Muenster views nearshoring as a longer-term trend primarily driven by the financial crisis of 2008. He has seen this lead to growth in the North American manufacturing base that has promoted freight moves along cross-border corridors. Muenster doesn’t expect the tariffs or geopolitical disruptions of the past year to stop that trend.
“There could be some reservation of significant investment until clear line of sight to what a reworked USMCA agreement looks like,” Muenster said. “But in terms of the longer-term trend for nearshoring, we still see that happening.”
Muenster added that the underlying economic motivation for companies is still there, including longer-term uncertainty around trade with China and East Asian nations.
“It’s had a profound impact in certain corridors,” Muenster said. “You basically pick any of the top five border crossings with our southern border in Mexico, and freight volumes have changed tremendously over the last decade but continue to grow as of late.”
Source Logistics in its Supply Chain Outlook Report on May 20 identified nearshoring and trade growth-driven geographic restructuring as the defining shifts reshaping warehousing, transportation and fulfillment. It found supply chains are becoming more regionalized and resilience-driven, resulting in infrastructure near key trade corridors becoming strategically more important.

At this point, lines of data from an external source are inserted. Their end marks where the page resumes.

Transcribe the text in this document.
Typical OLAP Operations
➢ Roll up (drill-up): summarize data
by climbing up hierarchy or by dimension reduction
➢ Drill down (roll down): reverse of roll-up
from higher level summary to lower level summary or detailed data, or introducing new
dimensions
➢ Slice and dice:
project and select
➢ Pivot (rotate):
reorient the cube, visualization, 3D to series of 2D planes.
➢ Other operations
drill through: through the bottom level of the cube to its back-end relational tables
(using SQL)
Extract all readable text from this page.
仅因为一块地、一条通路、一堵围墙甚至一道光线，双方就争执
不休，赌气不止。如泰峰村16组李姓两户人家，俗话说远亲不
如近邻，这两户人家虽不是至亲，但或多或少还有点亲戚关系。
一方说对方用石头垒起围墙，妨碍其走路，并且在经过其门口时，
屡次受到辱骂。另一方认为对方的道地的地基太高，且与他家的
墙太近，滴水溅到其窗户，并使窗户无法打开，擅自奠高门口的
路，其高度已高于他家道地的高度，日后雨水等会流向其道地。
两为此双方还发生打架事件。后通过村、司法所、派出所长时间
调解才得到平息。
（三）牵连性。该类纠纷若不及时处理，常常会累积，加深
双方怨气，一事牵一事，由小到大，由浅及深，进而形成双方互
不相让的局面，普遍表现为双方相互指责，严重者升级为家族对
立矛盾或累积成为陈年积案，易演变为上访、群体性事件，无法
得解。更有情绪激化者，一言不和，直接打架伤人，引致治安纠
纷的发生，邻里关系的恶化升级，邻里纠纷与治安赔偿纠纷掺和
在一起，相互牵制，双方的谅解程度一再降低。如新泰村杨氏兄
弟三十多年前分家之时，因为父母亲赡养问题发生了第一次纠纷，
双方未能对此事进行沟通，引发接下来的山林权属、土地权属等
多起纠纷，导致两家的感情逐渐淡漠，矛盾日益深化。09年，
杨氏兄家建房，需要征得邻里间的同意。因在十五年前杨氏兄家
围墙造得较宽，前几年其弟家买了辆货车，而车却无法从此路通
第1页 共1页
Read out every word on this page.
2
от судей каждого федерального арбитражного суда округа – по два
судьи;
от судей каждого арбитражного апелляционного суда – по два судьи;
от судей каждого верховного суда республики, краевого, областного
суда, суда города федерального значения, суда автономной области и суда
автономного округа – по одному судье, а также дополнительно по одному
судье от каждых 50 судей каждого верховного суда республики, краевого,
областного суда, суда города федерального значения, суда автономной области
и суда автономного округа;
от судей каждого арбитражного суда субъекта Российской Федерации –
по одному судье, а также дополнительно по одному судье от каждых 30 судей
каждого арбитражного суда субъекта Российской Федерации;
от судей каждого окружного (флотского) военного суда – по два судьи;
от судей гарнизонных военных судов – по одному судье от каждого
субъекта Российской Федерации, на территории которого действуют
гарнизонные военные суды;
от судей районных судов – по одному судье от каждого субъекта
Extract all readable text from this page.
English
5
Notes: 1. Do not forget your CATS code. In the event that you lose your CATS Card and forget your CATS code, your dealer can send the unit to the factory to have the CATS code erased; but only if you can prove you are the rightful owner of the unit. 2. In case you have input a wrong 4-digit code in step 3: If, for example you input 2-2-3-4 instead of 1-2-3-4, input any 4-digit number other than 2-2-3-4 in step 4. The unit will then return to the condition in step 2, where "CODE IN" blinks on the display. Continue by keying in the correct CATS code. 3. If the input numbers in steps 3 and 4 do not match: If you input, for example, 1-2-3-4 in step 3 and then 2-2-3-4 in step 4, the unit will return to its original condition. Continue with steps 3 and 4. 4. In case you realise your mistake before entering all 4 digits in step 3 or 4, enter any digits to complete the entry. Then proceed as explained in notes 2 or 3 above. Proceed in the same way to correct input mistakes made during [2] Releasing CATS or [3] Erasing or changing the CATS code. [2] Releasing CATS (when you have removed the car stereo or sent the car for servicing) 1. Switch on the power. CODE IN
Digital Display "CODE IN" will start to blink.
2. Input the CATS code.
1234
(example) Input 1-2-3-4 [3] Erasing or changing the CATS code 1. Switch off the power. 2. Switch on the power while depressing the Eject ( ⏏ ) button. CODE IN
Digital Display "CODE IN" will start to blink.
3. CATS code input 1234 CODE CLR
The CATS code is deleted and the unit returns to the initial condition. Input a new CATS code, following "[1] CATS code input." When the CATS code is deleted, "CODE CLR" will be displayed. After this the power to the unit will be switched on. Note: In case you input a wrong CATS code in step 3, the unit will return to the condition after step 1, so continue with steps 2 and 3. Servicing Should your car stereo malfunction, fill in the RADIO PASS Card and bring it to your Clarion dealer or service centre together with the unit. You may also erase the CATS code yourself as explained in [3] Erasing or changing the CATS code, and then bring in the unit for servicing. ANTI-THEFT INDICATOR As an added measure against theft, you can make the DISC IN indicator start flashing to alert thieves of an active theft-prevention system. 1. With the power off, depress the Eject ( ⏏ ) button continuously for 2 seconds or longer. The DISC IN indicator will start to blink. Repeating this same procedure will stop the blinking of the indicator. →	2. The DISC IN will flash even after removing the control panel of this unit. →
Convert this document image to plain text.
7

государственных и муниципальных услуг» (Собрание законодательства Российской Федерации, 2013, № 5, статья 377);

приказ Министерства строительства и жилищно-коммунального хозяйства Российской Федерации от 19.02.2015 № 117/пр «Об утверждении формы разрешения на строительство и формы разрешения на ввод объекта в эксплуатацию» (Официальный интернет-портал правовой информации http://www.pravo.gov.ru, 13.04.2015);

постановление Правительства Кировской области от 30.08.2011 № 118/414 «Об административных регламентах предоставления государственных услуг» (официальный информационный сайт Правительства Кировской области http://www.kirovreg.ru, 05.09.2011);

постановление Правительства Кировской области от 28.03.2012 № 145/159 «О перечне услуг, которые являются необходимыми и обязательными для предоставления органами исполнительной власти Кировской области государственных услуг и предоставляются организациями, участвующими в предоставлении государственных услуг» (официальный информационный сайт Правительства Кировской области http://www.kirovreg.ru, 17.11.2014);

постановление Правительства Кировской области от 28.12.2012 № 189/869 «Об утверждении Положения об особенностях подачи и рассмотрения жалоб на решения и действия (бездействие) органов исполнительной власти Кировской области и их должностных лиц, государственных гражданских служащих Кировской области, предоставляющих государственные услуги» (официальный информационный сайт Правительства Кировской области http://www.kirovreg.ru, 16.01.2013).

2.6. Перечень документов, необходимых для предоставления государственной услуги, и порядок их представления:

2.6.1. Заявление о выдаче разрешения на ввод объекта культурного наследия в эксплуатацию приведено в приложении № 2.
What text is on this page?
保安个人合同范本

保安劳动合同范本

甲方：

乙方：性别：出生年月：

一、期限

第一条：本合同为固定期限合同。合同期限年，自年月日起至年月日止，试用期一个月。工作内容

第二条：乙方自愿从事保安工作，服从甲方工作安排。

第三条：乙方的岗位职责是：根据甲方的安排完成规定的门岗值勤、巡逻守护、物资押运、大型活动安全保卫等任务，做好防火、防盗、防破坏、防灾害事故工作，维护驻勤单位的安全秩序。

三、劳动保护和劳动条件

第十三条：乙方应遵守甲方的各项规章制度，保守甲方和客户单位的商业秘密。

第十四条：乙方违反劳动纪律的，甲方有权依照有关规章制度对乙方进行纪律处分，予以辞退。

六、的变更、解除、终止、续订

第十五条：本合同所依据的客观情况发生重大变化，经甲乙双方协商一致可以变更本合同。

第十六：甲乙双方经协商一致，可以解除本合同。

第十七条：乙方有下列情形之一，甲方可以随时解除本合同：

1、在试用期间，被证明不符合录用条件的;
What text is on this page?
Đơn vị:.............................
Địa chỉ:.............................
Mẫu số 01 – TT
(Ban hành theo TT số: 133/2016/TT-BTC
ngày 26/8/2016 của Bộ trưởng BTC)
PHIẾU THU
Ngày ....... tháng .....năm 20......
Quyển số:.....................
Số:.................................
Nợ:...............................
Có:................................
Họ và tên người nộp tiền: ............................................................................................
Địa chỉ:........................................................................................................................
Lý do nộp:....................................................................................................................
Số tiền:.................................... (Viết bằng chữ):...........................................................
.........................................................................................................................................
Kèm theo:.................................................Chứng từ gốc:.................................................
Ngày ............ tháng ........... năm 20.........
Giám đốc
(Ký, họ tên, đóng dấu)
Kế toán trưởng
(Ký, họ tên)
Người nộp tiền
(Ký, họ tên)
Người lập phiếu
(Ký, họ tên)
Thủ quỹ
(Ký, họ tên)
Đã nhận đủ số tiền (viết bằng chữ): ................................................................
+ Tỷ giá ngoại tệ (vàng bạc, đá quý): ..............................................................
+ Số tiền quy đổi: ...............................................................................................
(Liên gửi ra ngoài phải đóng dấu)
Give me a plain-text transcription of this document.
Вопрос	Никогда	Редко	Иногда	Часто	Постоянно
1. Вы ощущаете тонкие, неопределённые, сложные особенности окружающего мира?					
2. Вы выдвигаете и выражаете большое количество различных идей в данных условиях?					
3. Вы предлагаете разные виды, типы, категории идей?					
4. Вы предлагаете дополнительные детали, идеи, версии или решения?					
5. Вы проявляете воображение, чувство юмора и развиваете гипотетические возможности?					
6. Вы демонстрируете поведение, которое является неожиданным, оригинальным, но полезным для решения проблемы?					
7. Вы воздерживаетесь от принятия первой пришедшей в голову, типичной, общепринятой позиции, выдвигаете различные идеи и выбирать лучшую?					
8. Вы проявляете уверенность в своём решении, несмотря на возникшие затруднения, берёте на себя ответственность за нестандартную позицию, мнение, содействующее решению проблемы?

“The biggest takeaway is that North American supply chains are undergoing a long-term restructuring, not just a temporary reaction to tariffs or short-term economic conditions,” Source Logistics CEO Raul Villarreal said. “Companies are increasingly redesigning their logistics networks around resiliency, proximity and cross-border flexibility.”
Mexico was shown in the report to be playing a much larger role in manufacturing and distribution strategies. It highlighted that companies are prioritizing service reliability and operational continuity over simply chasing the lowest cost.
“Over the last several years, disruptions ranging from tariffs to port congestion and geopolitical instability exposed the risks of overly optimized, low-cost global supply chains,” Villarreal said. “As a result, businesses are now placing greater value on predictable transit times, inventory visibility, regional redundancy and dependable capacity.”
Villarreal noted that there has been growing demand for capacity positioned near key cross-border and regional distribution corridors as companies shift manufacturing and sourcing closer to the U.S. market.
“This has increased the importance of facilities that can support transloading, overflow storage, inventory buffering and faster replenishment cycles tied to Mexico-U.S. trade flows,” Villarreal said. “It has also elevated demand for warehouse operators that can manage complexity.”